Pour saisir les enjeux actuels, il faut se rappeler que le RCD et FFS sont des partis établis et légalisés à la faveur de la promulgation de la constitution de 1989, constitution qui est actuellement remise en cause, et qu’ils ont un rapport ambigü au hirāk, comme ils avaient des rapports très ambigüs au « Mouvement citoyen » qui a émergé suite au « Printemps noir» en Kabylie en 2001. Le hirāk est le produit d’une tradition nationale d’action directe de la foule, tradition dont une prémisse de base est le désenchantement et le rejet total des soi-disant partis politiques, que ce soit les partis-façades du pouvoir, tels le Parti du FLN et le RND, ou les partis dits à tort d’opposition qui n’expriment en réalité qu’une certaine dissidence vis-à-vis du régime qui les a autorisés et ne s’opposent pas à lui vraiment. La tendance première du hirāk donc c’est de marginaliser les partis politiques et la réaction des partis de la dissidence – dont les partis kabyles – est de se réinventer en surfant sur le hirāk tout en postulant au rôle de son guide politique. Ce sont ces partis qui ont proposé des feuilles de route extra-constitutionnelles, ce qui a poussé le hirāk, dans la mesure où il a suivi ces conseils-là, d’abandonner sa position initiale, très forte, de défenseur de la constitution contre le projet anti-constitutionnel du 5e mandate et prêter ainsi flanc à la critique des chefs militaires devenus, comble de l’ironie, les défenseurs acharnés de la constitution qu’ils s’apprêtaient eux-mêmes à violer le plus nonchalamment du monde en février dernier.
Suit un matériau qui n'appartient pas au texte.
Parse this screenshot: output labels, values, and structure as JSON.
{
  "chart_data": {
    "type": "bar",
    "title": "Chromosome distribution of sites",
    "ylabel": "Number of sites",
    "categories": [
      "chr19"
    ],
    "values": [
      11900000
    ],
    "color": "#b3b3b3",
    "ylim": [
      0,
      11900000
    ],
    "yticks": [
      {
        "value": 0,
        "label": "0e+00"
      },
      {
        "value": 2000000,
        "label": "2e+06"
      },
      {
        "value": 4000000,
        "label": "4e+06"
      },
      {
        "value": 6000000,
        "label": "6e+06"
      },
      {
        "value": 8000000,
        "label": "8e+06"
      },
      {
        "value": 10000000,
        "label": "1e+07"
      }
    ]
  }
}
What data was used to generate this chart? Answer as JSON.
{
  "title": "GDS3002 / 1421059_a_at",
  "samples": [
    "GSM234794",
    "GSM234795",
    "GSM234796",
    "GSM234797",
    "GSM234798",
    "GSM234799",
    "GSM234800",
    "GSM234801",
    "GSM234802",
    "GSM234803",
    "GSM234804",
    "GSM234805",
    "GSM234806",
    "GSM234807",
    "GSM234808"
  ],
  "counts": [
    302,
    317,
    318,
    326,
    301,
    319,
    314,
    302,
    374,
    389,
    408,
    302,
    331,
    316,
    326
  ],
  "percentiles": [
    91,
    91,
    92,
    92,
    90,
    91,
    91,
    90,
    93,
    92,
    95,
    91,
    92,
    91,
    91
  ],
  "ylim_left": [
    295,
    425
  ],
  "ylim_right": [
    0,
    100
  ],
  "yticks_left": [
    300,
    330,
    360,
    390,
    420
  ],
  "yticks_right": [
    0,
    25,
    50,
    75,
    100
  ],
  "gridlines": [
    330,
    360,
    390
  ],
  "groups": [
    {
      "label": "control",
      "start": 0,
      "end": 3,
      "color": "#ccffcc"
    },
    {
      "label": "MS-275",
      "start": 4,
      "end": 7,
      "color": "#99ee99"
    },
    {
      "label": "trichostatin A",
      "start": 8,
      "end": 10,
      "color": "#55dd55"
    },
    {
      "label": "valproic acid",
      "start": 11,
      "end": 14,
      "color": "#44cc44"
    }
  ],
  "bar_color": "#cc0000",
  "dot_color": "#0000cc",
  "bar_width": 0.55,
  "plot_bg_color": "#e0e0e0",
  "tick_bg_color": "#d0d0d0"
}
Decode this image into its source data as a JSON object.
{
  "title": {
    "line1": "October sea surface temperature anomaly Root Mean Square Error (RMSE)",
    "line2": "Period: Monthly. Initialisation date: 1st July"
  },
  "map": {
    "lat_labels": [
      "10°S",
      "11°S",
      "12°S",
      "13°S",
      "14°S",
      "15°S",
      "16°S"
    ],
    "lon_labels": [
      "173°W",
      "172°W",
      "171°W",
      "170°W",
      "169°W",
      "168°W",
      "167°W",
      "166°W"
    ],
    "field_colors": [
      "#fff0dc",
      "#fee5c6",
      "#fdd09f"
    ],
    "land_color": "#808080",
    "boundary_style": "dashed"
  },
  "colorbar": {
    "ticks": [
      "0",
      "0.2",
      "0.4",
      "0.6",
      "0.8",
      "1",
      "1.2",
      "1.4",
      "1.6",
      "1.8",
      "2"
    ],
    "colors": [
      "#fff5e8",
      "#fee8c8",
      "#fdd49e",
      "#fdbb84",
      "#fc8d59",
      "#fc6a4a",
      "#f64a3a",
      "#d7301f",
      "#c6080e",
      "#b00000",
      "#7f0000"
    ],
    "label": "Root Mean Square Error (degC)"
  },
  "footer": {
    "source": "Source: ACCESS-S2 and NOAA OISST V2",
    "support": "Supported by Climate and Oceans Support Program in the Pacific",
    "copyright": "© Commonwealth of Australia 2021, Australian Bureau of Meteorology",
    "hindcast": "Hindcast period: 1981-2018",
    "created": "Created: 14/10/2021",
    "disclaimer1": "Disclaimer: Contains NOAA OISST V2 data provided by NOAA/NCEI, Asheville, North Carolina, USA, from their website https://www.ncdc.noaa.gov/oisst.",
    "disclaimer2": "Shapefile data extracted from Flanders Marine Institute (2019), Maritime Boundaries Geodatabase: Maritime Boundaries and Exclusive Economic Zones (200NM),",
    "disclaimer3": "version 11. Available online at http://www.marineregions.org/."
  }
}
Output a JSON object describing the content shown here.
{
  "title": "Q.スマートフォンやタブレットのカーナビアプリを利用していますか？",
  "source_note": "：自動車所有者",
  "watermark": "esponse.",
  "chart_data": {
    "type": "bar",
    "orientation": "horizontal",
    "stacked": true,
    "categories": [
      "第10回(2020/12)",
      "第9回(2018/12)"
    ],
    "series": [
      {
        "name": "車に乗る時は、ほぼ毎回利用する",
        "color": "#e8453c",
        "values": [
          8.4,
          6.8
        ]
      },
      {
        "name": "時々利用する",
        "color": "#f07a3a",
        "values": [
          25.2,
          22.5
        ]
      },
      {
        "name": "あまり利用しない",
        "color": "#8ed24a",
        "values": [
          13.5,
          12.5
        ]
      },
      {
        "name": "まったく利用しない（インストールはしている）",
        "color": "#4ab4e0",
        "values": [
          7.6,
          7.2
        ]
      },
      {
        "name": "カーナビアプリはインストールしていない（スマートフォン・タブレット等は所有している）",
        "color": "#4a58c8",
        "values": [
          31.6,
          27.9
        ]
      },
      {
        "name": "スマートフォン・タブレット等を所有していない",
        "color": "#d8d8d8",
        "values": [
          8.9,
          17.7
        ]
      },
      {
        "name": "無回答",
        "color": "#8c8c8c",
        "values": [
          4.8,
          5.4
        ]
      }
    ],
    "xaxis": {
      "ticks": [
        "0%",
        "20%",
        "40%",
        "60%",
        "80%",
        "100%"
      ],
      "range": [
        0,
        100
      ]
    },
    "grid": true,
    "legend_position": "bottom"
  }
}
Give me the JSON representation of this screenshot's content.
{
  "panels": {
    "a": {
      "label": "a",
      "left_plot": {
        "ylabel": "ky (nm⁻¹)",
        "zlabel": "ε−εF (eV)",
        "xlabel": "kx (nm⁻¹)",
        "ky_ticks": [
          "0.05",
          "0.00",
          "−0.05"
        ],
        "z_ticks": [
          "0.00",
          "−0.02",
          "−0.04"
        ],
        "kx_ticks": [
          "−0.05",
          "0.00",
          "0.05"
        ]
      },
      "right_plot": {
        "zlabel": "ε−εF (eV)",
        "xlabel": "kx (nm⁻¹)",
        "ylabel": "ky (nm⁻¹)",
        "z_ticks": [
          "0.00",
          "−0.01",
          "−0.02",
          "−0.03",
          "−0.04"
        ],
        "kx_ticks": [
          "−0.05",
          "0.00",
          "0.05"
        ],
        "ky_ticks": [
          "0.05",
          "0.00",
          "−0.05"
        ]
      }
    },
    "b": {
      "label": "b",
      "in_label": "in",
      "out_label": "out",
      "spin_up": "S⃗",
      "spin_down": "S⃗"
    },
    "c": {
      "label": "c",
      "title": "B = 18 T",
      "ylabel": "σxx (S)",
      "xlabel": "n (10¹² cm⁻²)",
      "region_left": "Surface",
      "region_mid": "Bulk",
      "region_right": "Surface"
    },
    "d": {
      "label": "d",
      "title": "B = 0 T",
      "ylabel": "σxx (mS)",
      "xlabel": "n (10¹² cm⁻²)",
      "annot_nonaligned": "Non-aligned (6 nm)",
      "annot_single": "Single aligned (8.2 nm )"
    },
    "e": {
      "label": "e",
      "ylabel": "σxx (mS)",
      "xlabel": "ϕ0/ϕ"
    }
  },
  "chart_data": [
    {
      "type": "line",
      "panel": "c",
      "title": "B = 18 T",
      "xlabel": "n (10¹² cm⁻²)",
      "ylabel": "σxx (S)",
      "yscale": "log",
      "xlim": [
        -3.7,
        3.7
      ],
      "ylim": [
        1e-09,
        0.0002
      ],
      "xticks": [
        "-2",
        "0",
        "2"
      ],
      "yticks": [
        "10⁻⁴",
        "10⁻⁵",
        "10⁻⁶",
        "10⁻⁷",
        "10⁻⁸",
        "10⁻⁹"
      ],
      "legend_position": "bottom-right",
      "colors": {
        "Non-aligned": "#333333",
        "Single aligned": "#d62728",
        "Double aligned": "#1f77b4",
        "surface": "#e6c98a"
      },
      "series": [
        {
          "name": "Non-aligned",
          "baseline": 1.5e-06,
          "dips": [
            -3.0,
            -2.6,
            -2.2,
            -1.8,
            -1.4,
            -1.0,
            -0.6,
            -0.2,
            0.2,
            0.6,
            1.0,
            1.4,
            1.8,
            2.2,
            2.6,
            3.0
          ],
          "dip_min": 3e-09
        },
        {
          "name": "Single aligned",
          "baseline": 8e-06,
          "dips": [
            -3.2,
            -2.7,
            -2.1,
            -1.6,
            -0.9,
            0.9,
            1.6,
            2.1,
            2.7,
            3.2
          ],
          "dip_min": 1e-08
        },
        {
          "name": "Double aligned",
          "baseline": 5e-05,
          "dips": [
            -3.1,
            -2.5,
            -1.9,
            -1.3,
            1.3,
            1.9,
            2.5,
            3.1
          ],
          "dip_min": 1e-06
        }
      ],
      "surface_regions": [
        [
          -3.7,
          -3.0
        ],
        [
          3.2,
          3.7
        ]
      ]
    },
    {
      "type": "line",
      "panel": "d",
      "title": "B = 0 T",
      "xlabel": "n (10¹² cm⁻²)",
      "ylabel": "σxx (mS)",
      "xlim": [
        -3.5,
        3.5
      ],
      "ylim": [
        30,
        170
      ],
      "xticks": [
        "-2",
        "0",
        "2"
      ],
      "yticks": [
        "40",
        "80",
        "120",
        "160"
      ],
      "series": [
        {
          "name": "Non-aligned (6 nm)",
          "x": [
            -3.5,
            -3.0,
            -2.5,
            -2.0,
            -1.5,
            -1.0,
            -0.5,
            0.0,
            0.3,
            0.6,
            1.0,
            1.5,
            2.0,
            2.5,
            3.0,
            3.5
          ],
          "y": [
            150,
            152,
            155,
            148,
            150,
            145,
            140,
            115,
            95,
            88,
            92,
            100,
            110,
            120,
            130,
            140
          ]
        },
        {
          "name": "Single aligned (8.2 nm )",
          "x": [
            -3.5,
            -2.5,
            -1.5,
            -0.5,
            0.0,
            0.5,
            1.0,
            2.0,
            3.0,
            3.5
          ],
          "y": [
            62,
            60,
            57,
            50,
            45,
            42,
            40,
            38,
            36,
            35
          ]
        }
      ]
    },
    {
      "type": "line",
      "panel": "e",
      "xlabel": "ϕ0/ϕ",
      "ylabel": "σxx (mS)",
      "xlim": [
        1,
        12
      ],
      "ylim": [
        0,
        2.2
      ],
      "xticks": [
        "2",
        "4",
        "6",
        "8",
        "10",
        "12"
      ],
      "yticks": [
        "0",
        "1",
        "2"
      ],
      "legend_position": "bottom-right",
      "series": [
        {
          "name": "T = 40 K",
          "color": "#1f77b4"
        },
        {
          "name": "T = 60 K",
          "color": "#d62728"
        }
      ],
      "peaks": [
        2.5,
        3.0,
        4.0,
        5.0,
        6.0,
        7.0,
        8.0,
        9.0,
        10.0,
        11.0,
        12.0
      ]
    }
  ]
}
Ce faisant, le RCD a échangé son anti-islamisme primaire d’antan pour un anti-militarisme tout aussi primaire, tandis que le FFS, dont la dissidence a toujours été légitimiste plutôt que berbériste, a ressorti sa vieille revendication d’une assemblée constituante sans jamais expliquer comment et par qui une telle assemblée puisse être établie dans les circonstances actuelles, ni en quoi la nouvelle constitution censée sortir de ces assises devrait être supérieure, voire même différente, de la constitution actuelle.
Ce n’est pas sûr que l’action des partis kabyles dérangent vraiment le pouvoir. On peut certainement poser la question: en ciblant la porte du drapeau amazigh, le pouvoir voulait-il affaiblir ces partis en sêment la zizanie entre ‘berbères’ et ‘arabes’, ou cherchait-il plutôt à diriger les projecteurs sur les partis kabyles auteurs des discours politiques maximalistes voire utopiques et, en provoquant ainsi le hirāk à se solidariser avec eux, le pousser à s’impliquer davantage dans une perspective et une démarche irréalistes qui risqueraient de lui couter tot ou tard le soutien de l’opinion publique algérienne. Car c’est bien comme ça que le pouvoir a eu raison du « Mouvement citoyen » en Kabylie en 2001-2003.